Aku mendengar Pak Rajendra tertawa kecil di seberang sambungan. Dia menutup pembicaraan.
Bisa jadi, mawar ini adalah ucapan terima kasihnya padaku. Aku tak lagi bisa menyembunyikan senyumku. Kebahagiaan seketika membuncah. Kalau memang ini adalah cara Pak Rajendra meminta maaf, aku ikhlas, meskipun aku tahu, hatiku akan tersakiti oleh kebaikan sikapnya padaku.
“Entar pas jam istirahat ajalah.”
Satu per satu berkas selesai aku periksa. Tepat sebelum waktu istirahat. Kesempatan ini akan aku gunakan untuk menemui Pak Rajendra.

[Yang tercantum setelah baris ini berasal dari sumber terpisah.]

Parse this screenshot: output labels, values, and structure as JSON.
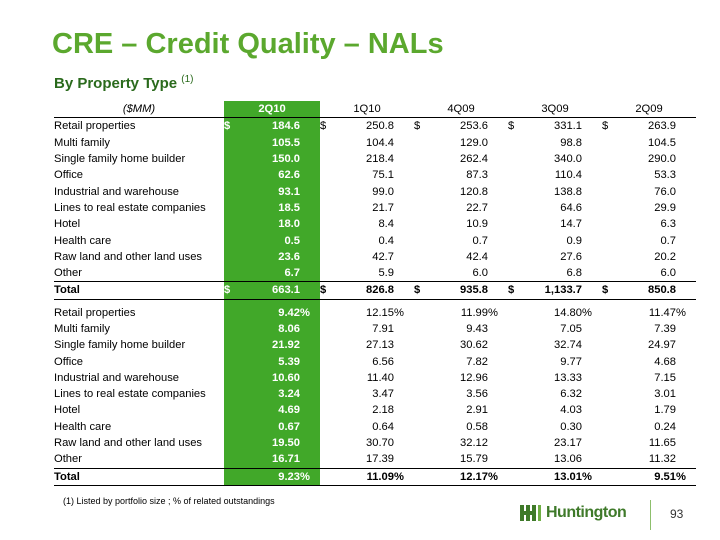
{
  "title": "CRE – Credit Quality – NALs",
  "subtitle": "By Property Type",
  "subtitle_note": "(1)",
  "header": {
    "label": "($MM)",
    "cols": [
      "2Q10",
      "1Q10",
      "4Q09",
      "3Q09",
      "2Q09"
    ]
  },
  "amounts": [
    {
      "label": "Retail properties",
      "cur": [
        "$",
        "$",
        "$",
        "$",
        "$"
      ],
      "vals": [
        "184.6",
        "250.8",
        "253.6",
        "331.1",
        "263.9"
      ]
    },
    {
      "label": "Multi family",
      "cur": [
        "",
        "",
        "",
        "",
        ""
      ],
      "vals": [
        "105.5",
        "104.4",
        "129.0",
        "98.8",
        "104.5"
      ]
    },
    {
      "label": "Single family home builder",
      "cur": [
        "",
        "",
        "",
        "",
        ""
      ],
      "vals": [
        "150.0",
        "218.4",
        "262.4",
        "340.0",
        "290.0"
      ]
    },
    {
      "label": "Office",
      "cur": [
        "",
        "",
        "",
        "",
        ""
      ],
      "vals": [
        "62.6",
        "75.1",
        "87.3",
        "110.4",
        "53.3"
      ]
    },
    {
      "label": "Industrial and warehouse",
      "cur": [
        "",
        "",
        "",
        "",
        ""
      ],
      "vals": [
        "93.1",
        "99.0",
        "120.8",
        "138.8",
        "76.0"
      ]
    },
    {
      "label": "Lines to real estate companies",
      "cur": [
        "",
        "",
        "",
        "",
        ""
      ],
      "vals": [
        "18.5",
        "21.7",
        "22.7",
        "64.6",
        "29.9"
      ]
    },
    {
      "label": "Hotel",
      "cur": [
        "",
        "",
        "",
        "",
        ""
      ],
      "vals": [
        "18.0",
        "8.4",
        "10.9",
        "14.7",
        "6.3"
      ]
    },
    {
      "label": "Health care",
      "cur": [
        "",
        "",
        "",
        "",
        ""
      ],
      "vals": [
        "0.5",
        "0.4",
        "0.7",
        "0.9",
        "0.7"
      ]
    },
    {
      "label": "Raw land and other land uses",
      "cur": [
        "",
        "",
        "",
        "",
        ""
      ],
      "vals": [
        "23.6",
        "42.7",
        "42.4",
        "27.6",
        "20.2"
      ]
    },
    {
      "label": "Other",
      "cur": [
        "",
        "",
        "",
        "",
        ""
      ],
      "vals": [
        "6.7",
        "5.9",
        "6.0",
        "6.8",
        "6.0"
      ]
    }
  ],
  "amounts_total": {
    "label": "Total",
    "cur": [
      "$",
      "$",
      "$",
      "$",
      "$"
    ],
    "vals": [
      "663.1",
      "826.8",
      "935.8",
      "1,133.7",
      "850.8"
    ]
  },
  "percents": [
    {
      "label": "Retail properties",
      "vals": [
        "9.42",
        "12.15",
        "11.99",
        "14.80",
        "11.47"
      ],
      "pct": [
        "%",
        "%",
        "%",
        "%",
        "%"
      ]
    },
    {
      "label": "Multi family",
      "vals": [
        "8.06",
        "7.91",
        "9.43",
        "7.05",
        "7.39"
      ],
      "pct": [
        "",
        "",
        "",
        "",
        ""
      ]
    },
    {
      "label": "Single family home builder",
      "vals": [
        "21.92",
        "27.13",
        "30.62",
        "32.74",
        "24.97"
      ],
      "pct": [
        "",
        "",
        "",
        "",
        ""
      ]
    },
    {
      "label": "Office",
      "vals": [
        "5.39",
        "6.56",
        "7.82",
        "9.77",
        "4.68"
      ],
      "pct": [
        "",
        "",
        "",
        "",
        ""
      ]
    },
    {
      "label": "Industrial and warehouse",
      "vals": [
        "10.60",
        "11.40",
        "12.96",
        "13.33",
        "7.15"
      ],
      "pct": [
        "",
        "",
        "",
        "",
        ""
      ]
    },
    {
      "label": "Lines to real estate companies",
      "vals": [
        "3.24",
        "3.47",
        "3.56",
        "6.32",
        "3.01"
      ],
      "pct": [
        "",
        "",
        "",
        "",
        ""
      ]
    },
    {
      "label": "Hotel",
      "vals": [
        "4.69",
        "2.18",
        "2.91",
        "4.03",
        "1.79"
      ],
      "pct": [
        "",
        "",
        "",
        "",
        ""
      ]
    },
    {
      "label": "Health care",
      "vals": [
        "0.67",
        "0.64",
        "0.58",
        "0.30",
        "0.24"
      ],
      "pct": [
        "",
        "",
        "",
        "",
        ""
      ]
    },
    {
      "label": "Raw land and other land uses",
      "vals": [
        "19.50",
        "30.70",
        "32.12",
        "23.17",
        "11.65"
      ],
      "pct": [
        "",
        "",
        "",
        "",
        ""
      ]
    },
    {
      "label": "Other",
      "vals": [
        "16.71",
        "17.39",
        "15.79",
        "13.06",
        "11.32"
      ],
      "pct": [
        "",
        "",
        "",
        "",
        ""
      ]
    }
  ],
  "percents_total": {
    "label": "Total",
    "vals": [
      "9.23",
      "11.09",
      "12.17",
      "13.01",
      "9.51"
    ],
    "pct": [
      "%",
      "%",
      "%",
      "%",
      "%"
    ]
  },
  "footnote": "(1)  Listed by portfolio size ;  % of related outstandings",
  "logo": {
    "text": "Huntington",
    "icon": "huntington-logo-icon"
  },
  "page_number": "93",
  "colors": {
    "title": "#5ba82e",
    "subtitle": "#2a6a1c",
    "highlight": "#41a829",
    "logo": "#3f7a2a"
  }
}
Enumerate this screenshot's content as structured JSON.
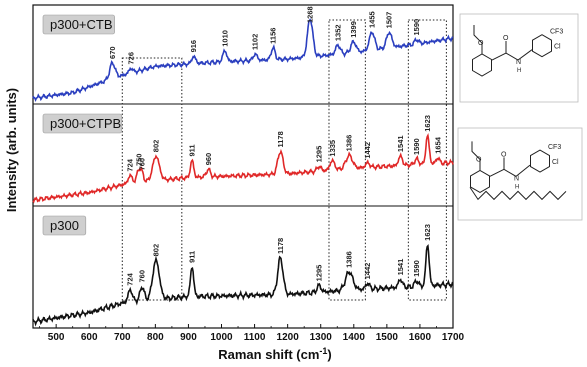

Sebab aku tahu, pada saat puasa seperti ini, Pak Rajendra memilih i’tikaf di musala kantor untuk mengisi waktu istirahat. Dengan wajah berbinar, aku melangkah ke ruangannya, di deretan ruanganku juga.
“Assalamu’alaikum.”
Tak ada sahutan. Salam kembali kuucapkan. Masih tak ada balasan juga. Sampai salam ketiga terucap, aku bermaksud meninggalkan pintu ruangannya saat kudengar ada langkah kaki mendekat. Pak Rajendra, baru saja keluar dari ruangan Angelica, menuju ke arahku. Aku menunduk saat dia berdiri tepat di depanku.
“Naomi? Kamu ngapain?”
“Sa… Saya mau nganterin berkas ini, Pak.”
“Oh… Ayo masuk!”
Aku mengikuti langkah panjang Pak Rajendra. Aku tak menyangka, Pak Rajandra sangat pandai menutupi kenyataan yang ada. Bahkan, setelah apa yang sudah dia lakukan padaku tadi pagi. Kejutan yang manis. Meskipun, sebenarnya aku sama sekali belum paham, kenapa Pak Rajendra mendadak sangat baik padaku. Tidak seperti biasanya. Apa mungkin dia sedang ada masalah dengan Angelica. Rasanya tidak. Buktinya barusan dia keluar dari ruangan Angelica.
“Silakan duduk.”
“Makasih, Pak,” jawabku singkat sambil menyodorkan berkas-berkas yang harus dia tanda tangani.
Tak lama, berkas-berkas itu telah berpindah ke tanganku lagi. Senyum pun akhirnya berbalas saat aku hendak angkat bicara.
“Oya, Pak. Makasih. Makasih juga untuk bunga mawar birunya. Saya seneng banget nerimanya.”
“Tapi… ”
“Tenang saja, Pak. Saya tidak akan menceritakan hal ini pada Angelica.”
“Bukan begitu maksudnya… Saya… ”
“Iya, Pak. Saya bisa paham, kok. Kalaupun Pak Rajendra akhirnya tetep bersama Angelica, saya ikhlas menjadi yang kedua.”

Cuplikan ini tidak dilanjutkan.